A video by the University of Göttingen with a visualization of the Teegarden system and the planets discovered in it
for the scientific article
More of the topic in Hayadan:
5 תגובות
The logic that is based on the theory that says that intelligent life like ours must exist on the Indian border because of the astronomical mass of the planets is wrong!!! My reasoning is not based on a hypothesis but on the theory of randomness....
If the life on the two planets are friends with each other then we have a chance to be friends with them hahahaha it's just not humans killing each other what do you think will happen?

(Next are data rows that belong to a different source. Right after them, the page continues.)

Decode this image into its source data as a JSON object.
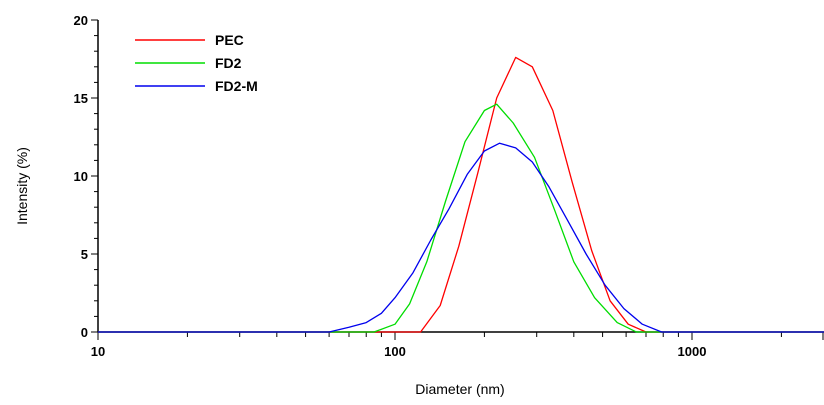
{
  "chart_data": {
    "type": "line",
    "title": "",
    "xlabel": "Diameter (nm)",
    "ylabel": "Intensity (%)",
    "x_scale": "log",
    "xlim": [
      10,
      2800
    ],
    "ylim": [
      0,
      20
    ],
    "x_ticks": [
      10,
      100,
      1000
    ],
    "x_tick_labels": [
      "10",
      "100",
      "1000"
    ],
    "y_ticks": [
      0,
      5,
      10,
      15,
      20
    ],
    "y_tick_labels": [
      "0",
      "5",
      "10",
      "15",
      "20"
    ],
    "grid": false,
    "legend_position": "top-left",
    "series": [
      {
        "name": "PEC",
        "color": "#ff0000",
        "points": [
          [
            10,
            0
          ],
          [
            122,
            0
          ],
          [
            142,
            1.7
          ],
          [
            164,
            5.5
          ],
          [
            190,
            10.2
          ],
          [
            220,
            15.0
          ],
          [
            255,
            17.6
          ],
          [
            290,
            17.0
          ],
          [
            340,
            14.2
          ],
          [
            395,
            9.6
          ],
          [
            460,
            5.2
          ],
          [
            530,
            2.0
          ],
          [
            610,
            0.5
          ],
          [
            700,
            0
          ],
          [
            2800,
            0
          ]
        ]
      },
      {
        "name": "FD2",
        "color": "#00dd00",
        "points": [
          [
            10,
            0
          ],
          [
            85,
            0
          ],
          [
            100,
            0.5
          ],
          [
            112,
            1.8
          ],
          [
            128,
            4.5
          ],
          [
            148,
            8.4
          ],
          [
            172,
            12.2
          ],
          [
            200,
            14.2
          ],
          [
            220,
            14.6
          ],
          [
            250,
            13.4
          ],
          [
            295,
            11.2
          ],
          [
            345,
            7.8
          ],
          [
            400,
            4.5
          ],
          [
            470,
            2.2
          ],
          [
            560,
            0.6
          ],
          [
            650,
            0
          ],
          [
            2800,
            0
          ]
        ]
      },
      {
        "name": "FD2-M",
        "color": "#0000ee",
        "points": [
          [
            10,
            0
          ],
          [
            60,
            0
          ],
          [
            70,
            0.3
          ],
          [
            80,
            0.6
          ],
          [
            90,
            1.2
          ],
          [
            100,
            2.2
          ],
          [
            115,
            3.8
          ],
          [
            132,
            5.9
          ],
          [
            152,
            7.9
          ],
          [
            175,
            10.1
          ],
          [
            200,
            11.6
          ],
          [
            225,
            12.1
          ],
          [
            255,
            11.8
          ],
          [
            290,
            10.9
          ],
          [
            330,
            9.3
          ],
          [
            380,
            7.2
          ],
          [
            440,
            5.0
          ],
          [
            510,
            3.0
          ],
          [
            590,
            1.5
          ],
          [
            680,
            0.5
          ],
          [
            790,
            0
          ],
          [
            2800,
            0
          ]
        ]
      }
    ]
  }
}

There was no life and there will be no life, because there is no life.
to an anonymous user
On the other hand, most of the planets discovered around red dwarfs are very close in their orbits to the red dwarf (circumference durations are measured in hours/days), it is probably a muffin of stars of this type, so the chances are that if planets are found around a red dwarf, the chances are that they will indeed be within the habitable zone. It has actually been published that red dwarfs are the best candidates for discovering Earth-like planets in the habitable zone and for other reasons as well.
The researchers looked for life zones around red dwarfs, stars that are 50-90 percent smaller than the Sun and much colder. This population makes up 70% of the stars in the Milky Way, but is more difficult to detect due to their fainter light. They were surprised to find that these red dwarfs also have a habitable zone, but its size is tiny. When they added up the volume of the habitable zones of 44 red dwarfs close to us, the total combined did not equal that of a single star such as our Sun. So despite their explosiveness, they are not good candidates for detecting life. Earth-like planets would need to be located in the exact spot in the tiny habitable zone for them to be good candidates for life.